Supakorn stated that “he had never received a summons…”.

He was held overnight at Muang Phatthalung Police Station, without access to visitors or a lawyer. A TLHR lawyer and “Suthichai Ngamchuensuwan, Dean of the Faculty of Law, Prince of Songkla University, went to meet him on Wednesday morning (24 November).”

Supakorn is charged for allegedly being part of a “group of people who took pictures of various locations in Phatthalung and posted them on the Facebook pages ‘Free Phatthalung’ and ‘Democracy of Southern Thailand’ along with messages which the police claimed were insulting towards the King and the Queen and aimed to incite unrest among the people.”

Among the messages were: “‘1 2 3 4 5 fuck you,’ ‘Down with feudalism. Long live the ducks,’ ‘The people own the country’,” which TLHR disputed as messages corresponding to the charges.

Supakorn was “granted bail using Suthichai’s academic position as security.”
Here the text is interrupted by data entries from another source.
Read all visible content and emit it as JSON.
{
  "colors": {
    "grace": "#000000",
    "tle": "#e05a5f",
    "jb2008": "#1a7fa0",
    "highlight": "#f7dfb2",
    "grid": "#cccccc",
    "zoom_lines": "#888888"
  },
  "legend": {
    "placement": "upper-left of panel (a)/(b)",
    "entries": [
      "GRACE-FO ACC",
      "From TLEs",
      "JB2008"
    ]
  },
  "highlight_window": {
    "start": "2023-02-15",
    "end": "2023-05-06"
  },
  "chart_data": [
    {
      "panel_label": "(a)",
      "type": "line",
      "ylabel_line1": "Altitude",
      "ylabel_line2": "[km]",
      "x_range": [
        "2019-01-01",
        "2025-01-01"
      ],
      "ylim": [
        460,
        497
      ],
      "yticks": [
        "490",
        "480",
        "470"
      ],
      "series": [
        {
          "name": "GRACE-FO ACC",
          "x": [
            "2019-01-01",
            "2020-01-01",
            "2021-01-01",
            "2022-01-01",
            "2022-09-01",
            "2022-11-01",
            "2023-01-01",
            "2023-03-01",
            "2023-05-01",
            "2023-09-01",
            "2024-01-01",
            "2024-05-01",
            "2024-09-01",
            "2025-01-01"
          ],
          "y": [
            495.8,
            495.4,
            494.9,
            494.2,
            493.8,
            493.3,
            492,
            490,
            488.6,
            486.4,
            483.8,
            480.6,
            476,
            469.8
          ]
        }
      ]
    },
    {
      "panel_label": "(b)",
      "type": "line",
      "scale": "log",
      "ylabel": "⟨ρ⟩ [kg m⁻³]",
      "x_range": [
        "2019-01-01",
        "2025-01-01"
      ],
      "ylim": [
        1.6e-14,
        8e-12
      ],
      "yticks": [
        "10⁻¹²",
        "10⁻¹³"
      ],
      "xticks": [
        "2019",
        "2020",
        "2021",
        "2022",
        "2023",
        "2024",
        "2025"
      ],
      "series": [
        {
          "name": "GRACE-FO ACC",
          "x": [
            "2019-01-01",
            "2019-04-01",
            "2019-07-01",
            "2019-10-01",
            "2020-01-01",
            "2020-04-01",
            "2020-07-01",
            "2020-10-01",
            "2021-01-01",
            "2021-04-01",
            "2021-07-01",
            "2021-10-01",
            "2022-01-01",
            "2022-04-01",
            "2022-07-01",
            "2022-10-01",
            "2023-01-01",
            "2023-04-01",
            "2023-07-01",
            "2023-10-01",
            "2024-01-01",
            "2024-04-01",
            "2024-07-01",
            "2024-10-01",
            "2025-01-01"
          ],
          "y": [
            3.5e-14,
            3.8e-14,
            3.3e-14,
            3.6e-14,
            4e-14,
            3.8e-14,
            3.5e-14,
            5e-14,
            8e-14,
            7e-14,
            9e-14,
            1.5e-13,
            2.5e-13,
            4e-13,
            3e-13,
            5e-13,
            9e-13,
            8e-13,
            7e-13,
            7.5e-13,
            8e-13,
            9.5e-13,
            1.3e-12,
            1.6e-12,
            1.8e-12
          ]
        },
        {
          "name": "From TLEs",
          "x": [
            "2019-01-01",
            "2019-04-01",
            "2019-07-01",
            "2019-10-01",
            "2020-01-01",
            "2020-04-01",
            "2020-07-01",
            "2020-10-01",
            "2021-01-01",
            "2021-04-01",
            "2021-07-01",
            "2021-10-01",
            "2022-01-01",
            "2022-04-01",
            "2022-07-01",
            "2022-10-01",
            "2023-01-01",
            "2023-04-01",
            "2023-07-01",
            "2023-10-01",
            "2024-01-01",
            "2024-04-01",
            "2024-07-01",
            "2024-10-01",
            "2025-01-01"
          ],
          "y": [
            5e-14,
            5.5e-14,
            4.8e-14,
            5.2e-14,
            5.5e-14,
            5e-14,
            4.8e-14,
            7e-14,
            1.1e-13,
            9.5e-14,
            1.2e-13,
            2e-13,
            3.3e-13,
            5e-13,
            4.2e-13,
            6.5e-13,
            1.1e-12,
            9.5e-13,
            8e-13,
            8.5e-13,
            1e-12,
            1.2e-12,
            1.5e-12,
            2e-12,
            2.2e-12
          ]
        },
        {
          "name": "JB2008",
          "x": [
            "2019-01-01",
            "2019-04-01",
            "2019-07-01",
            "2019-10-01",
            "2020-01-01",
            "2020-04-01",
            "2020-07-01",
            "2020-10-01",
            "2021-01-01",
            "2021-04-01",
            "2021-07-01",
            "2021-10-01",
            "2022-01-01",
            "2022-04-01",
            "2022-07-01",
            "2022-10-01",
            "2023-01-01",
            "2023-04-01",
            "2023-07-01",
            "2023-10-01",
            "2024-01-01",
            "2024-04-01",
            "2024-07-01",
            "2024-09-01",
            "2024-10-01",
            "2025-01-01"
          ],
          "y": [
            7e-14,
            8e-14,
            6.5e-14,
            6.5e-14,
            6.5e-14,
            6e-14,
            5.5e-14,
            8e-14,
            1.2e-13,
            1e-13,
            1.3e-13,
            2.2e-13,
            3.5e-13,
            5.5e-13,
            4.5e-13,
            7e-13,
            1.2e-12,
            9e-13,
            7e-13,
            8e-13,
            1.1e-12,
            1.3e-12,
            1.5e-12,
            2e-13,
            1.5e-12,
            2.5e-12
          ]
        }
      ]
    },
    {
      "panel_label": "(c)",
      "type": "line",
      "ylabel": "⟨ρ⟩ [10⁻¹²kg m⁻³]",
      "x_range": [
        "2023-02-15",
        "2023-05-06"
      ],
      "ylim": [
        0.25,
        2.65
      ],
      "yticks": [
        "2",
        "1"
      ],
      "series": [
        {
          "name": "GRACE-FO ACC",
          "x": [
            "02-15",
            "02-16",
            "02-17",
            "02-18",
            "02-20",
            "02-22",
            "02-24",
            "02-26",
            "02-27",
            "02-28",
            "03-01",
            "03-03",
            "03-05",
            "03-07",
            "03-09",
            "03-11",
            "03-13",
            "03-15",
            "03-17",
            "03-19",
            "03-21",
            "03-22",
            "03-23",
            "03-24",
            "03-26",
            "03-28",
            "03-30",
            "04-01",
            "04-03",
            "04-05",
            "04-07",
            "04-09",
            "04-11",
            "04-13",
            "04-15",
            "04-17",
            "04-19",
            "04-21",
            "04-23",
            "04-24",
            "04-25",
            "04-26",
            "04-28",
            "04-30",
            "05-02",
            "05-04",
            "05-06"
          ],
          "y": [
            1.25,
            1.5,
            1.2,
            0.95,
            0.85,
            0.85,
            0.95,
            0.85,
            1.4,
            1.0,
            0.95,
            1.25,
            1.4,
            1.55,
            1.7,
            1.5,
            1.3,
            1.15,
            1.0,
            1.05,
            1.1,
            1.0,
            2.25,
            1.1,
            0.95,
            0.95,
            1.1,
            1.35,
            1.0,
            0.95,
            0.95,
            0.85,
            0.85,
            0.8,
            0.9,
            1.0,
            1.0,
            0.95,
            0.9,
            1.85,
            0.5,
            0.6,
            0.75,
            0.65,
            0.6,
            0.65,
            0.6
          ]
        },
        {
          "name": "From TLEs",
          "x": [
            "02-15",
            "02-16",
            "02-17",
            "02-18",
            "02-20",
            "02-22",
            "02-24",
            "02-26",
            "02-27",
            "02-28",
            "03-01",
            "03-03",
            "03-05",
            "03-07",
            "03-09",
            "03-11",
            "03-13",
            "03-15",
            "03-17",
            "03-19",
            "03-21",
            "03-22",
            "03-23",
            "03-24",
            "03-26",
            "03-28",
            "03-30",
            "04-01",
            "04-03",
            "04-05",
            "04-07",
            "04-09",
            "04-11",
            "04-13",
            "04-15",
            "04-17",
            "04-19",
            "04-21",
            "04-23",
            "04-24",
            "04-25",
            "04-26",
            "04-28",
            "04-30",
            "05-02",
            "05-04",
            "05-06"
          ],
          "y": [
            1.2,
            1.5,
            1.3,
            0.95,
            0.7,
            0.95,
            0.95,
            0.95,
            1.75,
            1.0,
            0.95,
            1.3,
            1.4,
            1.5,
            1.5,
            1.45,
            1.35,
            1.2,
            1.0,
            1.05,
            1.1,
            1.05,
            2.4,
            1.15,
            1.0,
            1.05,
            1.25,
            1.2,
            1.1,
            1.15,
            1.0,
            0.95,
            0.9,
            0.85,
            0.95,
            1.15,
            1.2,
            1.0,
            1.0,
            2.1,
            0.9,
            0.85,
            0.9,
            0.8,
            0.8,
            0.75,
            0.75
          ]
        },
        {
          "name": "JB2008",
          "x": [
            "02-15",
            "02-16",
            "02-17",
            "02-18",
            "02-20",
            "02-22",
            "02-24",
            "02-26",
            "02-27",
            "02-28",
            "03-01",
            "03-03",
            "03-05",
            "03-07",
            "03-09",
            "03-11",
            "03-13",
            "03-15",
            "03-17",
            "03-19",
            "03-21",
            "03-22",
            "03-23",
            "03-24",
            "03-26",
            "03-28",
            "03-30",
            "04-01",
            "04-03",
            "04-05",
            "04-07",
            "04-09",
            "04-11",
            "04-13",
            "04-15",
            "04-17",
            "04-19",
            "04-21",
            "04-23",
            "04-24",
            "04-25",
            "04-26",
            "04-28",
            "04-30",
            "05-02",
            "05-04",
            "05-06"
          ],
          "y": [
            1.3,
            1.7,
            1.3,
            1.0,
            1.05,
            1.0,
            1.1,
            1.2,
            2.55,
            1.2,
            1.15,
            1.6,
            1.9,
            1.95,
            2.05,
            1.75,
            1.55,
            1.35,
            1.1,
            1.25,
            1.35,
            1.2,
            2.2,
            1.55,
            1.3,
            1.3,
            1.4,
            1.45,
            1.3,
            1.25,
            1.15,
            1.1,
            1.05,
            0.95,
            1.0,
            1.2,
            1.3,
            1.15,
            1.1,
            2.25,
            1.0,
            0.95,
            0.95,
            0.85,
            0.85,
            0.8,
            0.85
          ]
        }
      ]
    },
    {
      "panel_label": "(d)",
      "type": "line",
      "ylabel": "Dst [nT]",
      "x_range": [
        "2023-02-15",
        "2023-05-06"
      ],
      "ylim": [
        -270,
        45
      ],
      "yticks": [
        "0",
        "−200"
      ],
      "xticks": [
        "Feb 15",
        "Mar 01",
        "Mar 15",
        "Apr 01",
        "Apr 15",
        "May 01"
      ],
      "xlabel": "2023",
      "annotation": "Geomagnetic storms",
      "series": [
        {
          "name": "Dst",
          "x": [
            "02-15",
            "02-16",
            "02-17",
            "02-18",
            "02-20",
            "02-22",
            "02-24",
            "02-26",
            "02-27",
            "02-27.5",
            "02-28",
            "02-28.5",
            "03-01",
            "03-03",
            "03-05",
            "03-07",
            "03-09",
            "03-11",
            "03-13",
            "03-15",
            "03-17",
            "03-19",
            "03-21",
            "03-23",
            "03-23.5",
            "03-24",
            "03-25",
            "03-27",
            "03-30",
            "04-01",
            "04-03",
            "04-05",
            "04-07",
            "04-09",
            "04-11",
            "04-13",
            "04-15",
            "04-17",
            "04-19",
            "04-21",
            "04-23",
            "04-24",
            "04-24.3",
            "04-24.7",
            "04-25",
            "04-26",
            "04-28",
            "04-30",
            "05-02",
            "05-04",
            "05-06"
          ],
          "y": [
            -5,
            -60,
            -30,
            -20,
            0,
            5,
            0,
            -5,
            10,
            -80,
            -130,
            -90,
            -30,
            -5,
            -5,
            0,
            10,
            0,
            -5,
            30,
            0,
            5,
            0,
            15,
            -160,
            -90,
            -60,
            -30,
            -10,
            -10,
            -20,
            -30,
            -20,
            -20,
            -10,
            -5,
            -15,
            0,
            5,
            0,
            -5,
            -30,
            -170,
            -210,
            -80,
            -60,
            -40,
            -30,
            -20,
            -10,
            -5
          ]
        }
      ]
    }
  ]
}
Supakorn pointed out some of the absurdities of his arrest, observing that “he had just reported to the police on charges relating to another protest but did not receive an arrest warrant for this case.”

TLHR stated that “an arrest warrant has also been issued for 2 other student activists on charges relating to the same incident, and that they would be reporting to the police on Friday (26 November).”